Iowa Alumni Magazine | February 2006 | People

Pollen Lover: Jim Huber

By Mary Fishburn
Jim Huber works with state geological surveyors, national foresters, environmental archaeological consulting firms, and universities to uncover clues about what the climate was like thousands of years ago.

Watery eyes and runny noses are what most people associate with pollen, but Jim Huber views the tiny particles as keys that can unlock exciting discoveries about the past.

Huber, 79BA, 80BS, uses ancient pollen samples to reconstruct what the environment and vegetation looked like thousands of years ago, a science dubbed palynology.

In the past four years as a private consultant, he has studied pollen and sediment samples for public firms and universities around the globe. From his home lab in Vinton—a barn filled with beakers, centrifuge tubes, balances, and ovens—Huber explores times when mammoths, mastodons, and red pandas ruled the planet. "You never know what you're going to find," he says.

From microscopic clues, he's determined the season when a 2,000-year-old Chilean mummy was buried and discovered when wild rice became available for North American consumption in northeast Minnesota.

Huber's childhood interests in forestry, archaeology, and geology led him to geoscience classes at Iowa, where UI emeritus professor Dick Baker sparked his pollen passion.
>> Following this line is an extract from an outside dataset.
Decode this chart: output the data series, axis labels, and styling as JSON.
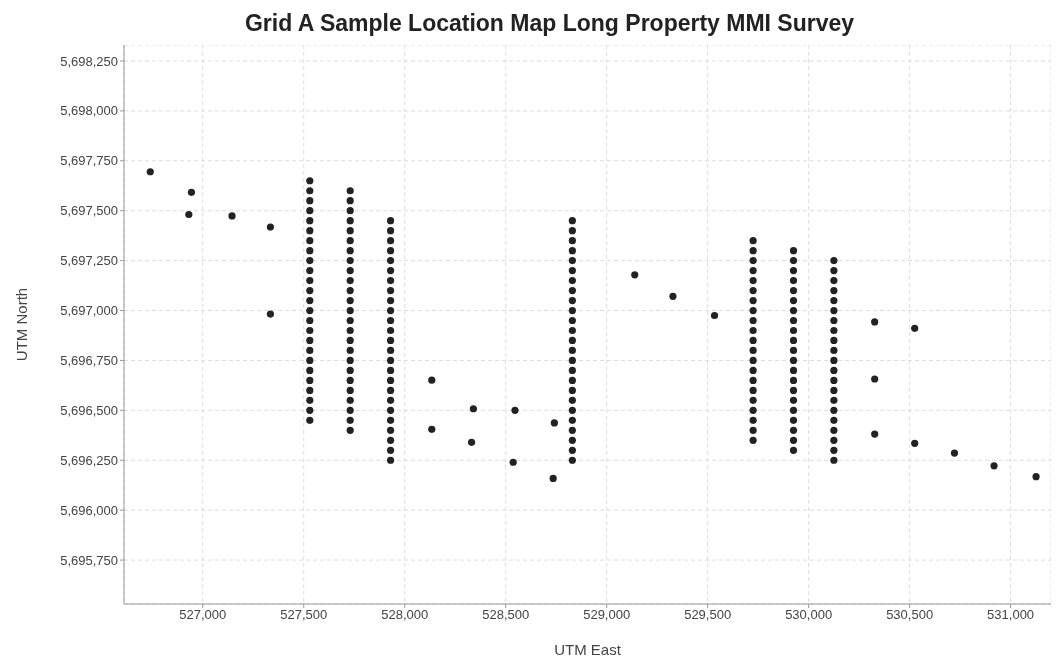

After graduating with a B.A. in anthropology, Huber went on to earn advanced degrees in geology and interdisciplinary archaeology from the University of Minnesota and worked in a laboratory there for 21 years before returning to Iowa.

Now a UI adjunct geoscience instructor, Huber is currently examining pollen samples to provide researchers information about the vegetation that sustained southern Iowa's prehistoric giant sloths. He doesn't always dabble in the extinct, though. Once, he helped Minnesota police investigate a kidnapping and murder. Huber analyzed mud in the wheel well of the getaway truck, hoping to find information about where the vehicle had been—and possibly lead police to the missing woman.

"That was a stressful job," he says. "I had to be as accurate as possible because one tiny mistake would have led police in the wrong direction."

Huber's favorite part of the job will never make an episode of CSI, though. He's happiest analyzing pollen and writing up reports. "Then I get to share them with other people who can build on my work," he says. "That's the foundation of science."